Ihre Familie sie war die Schwester des berühmten Kameramannes Michael Ballhaus
öffnete Maar den Weg zum Kunstschaffenden, denn es war eine Theaterfamilie. Zum
Einstieg ins Buch allerdings geht Maar als Ich-Erzähler in die frühesten Erinnerungen
als Vierjähriger zurück. Noch als Säugling hatte er seine Mutter verloren, kannte also
nur die Stiefmutter, mit der er wegen des Krieges 1942 aus Schweinfurt in ein idyllisches
Dorf zieht.
Dort verlebt der Junge eine glückliche Kindheit, in der insbesondere die Großeltern eine
prägende Rolle spielten. Aber auch die unbeschwerten Spiele und die enge Freundschaft mit
dem Nachbarjungen Ludwig sind unvergessene und wunderbar ausgebreitete Abenteuer.
Um so heftiger kommt dann der Bruch, als der Vater aus der Kriegsgefangenschaft heimkehrt.

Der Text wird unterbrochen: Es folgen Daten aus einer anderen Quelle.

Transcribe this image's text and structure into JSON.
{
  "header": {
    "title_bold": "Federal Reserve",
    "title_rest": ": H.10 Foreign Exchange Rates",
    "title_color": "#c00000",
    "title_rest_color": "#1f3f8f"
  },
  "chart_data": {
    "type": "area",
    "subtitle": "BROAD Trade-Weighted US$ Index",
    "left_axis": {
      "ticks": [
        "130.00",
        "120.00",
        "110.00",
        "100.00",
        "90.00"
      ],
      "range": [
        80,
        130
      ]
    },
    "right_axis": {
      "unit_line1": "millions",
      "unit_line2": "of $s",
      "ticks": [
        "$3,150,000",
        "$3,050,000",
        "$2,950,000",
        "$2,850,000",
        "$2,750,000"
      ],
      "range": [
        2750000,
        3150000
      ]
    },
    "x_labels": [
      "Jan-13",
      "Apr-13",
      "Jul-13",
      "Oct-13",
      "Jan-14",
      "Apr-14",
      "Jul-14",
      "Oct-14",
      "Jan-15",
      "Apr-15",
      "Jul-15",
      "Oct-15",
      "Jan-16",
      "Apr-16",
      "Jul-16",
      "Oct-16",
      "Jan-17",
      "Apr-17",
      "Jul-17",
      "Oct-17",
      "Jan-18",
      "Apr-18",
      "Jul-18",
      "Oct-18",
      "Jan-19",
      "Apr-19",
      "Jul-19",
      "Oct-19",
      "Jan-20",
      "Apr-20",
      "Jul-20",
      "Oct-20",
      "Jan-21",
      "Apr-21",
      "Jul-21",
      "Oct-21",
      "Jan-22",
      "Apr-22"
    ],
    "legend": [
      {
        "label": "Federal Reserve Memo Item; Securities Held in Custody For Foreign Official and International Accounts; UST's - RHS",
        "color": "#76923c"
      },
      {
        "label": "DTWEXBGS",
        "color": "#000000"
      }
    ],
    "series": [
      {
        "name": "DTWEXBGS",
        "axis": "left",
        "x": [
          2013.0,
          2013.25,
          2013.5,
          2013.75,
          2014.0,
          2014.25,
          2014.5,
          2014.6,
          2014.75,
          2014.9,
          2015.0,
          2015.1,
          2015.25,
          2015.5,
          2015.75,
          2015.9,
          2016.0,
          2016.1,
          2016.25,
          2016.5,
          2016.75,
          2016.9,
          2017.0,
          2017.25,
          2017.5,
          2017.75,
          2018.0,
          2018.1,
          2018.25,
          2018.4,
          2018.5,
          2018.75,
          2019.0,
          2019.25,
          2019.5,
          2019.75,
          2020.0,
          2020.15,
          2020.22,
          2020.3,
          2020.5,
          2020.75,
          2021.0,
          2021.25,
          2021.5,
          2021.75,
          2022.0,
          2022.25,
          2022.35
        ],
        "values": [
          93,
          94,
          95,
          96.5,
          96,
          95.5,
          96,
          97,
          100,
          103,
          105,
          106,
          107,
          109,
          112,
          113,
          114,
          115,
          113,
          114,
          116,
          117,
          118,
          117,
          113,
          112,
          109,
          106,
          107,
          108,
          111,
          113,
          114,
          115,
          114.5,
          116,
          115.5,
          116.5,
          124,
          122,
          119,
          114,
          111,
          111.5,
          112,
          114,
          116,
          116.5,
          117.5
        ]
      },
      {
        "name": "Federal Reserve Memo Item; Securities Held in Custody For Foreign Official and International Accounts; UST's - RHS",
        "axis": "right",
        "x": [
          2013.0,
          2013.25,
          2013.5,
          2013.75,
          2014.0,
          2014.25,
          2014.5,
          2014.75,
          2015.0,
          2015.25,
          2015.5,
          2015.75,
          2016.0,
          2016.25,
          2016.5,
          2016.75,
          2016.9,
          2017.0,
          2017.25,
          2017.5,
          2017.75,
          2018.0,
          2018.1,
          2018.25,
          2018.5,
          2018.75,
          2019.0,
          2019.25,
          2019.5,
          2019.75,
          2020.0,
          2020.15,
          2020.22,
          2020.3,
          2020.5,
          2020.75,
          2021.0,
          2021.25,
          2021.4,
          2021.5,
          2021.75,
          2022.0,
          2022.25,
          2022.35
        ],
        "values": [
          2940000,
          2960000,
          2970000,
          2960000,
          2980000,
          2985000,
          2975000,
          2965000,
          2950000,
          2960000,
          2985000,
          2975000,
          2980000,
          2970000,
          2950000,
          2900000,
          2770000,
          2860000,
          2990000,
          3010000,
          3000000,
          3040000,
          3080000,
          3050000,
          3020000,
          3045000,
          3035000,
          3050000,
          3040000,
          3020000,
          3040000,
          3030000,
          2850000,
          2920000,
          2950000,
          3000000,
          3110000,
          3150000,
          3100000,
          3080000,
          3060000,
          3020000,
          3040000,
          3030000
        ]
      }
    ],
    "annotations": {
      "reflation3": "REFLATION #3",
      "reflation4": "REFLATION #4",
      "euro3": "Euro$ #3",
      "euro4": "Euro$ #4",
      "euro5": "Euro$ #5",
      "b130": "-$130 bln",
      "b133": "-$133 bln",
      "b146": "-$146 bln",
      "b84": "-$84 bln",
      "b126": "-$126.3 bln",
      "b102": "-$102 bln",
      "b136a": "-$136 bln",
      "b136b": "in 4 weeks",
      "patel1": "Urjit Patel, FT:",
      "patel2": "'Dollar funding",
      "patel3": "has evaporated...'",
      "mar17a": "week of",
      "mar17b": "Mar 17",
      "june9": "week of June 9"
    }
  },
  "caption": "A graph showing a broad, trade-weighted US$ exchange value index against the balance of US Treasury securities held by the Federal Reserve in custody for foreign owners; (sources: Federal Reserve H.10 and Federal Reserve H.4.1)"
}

Der ist verbittert und er zwingt Frau und Kind zur Rückkehr nach Schweinfurt. Das
bedeutet für den knapp Zehnjährigen eine schlimme Wende, denn er verliert nicht nur die
behagliche Familienidylle und seinen engen Freund. Dieser Vater bleibt fremd, ist
autoritär und hat für den so andersartigen Sohn weder Verständnis noch Zuneigung,
stattdessen setzt es häufig Hiebe.
Der weitere Weg des Ich-Erzählers wird aus Erinnerungsstücken zusammengesetzt und
allmählich schält sich auch eine so wichtige Figur wie das Sams und auch dessen
schüchtern-liebevoller Quasi-Vater Herr Taschenbier heraus. Der Schatten des echten
Vaters bleibt gleichwohl durchgehend spürbar, so dass zu manch heiteren Passagen immer
wieder auch berührende oder gar beklemmende kommen.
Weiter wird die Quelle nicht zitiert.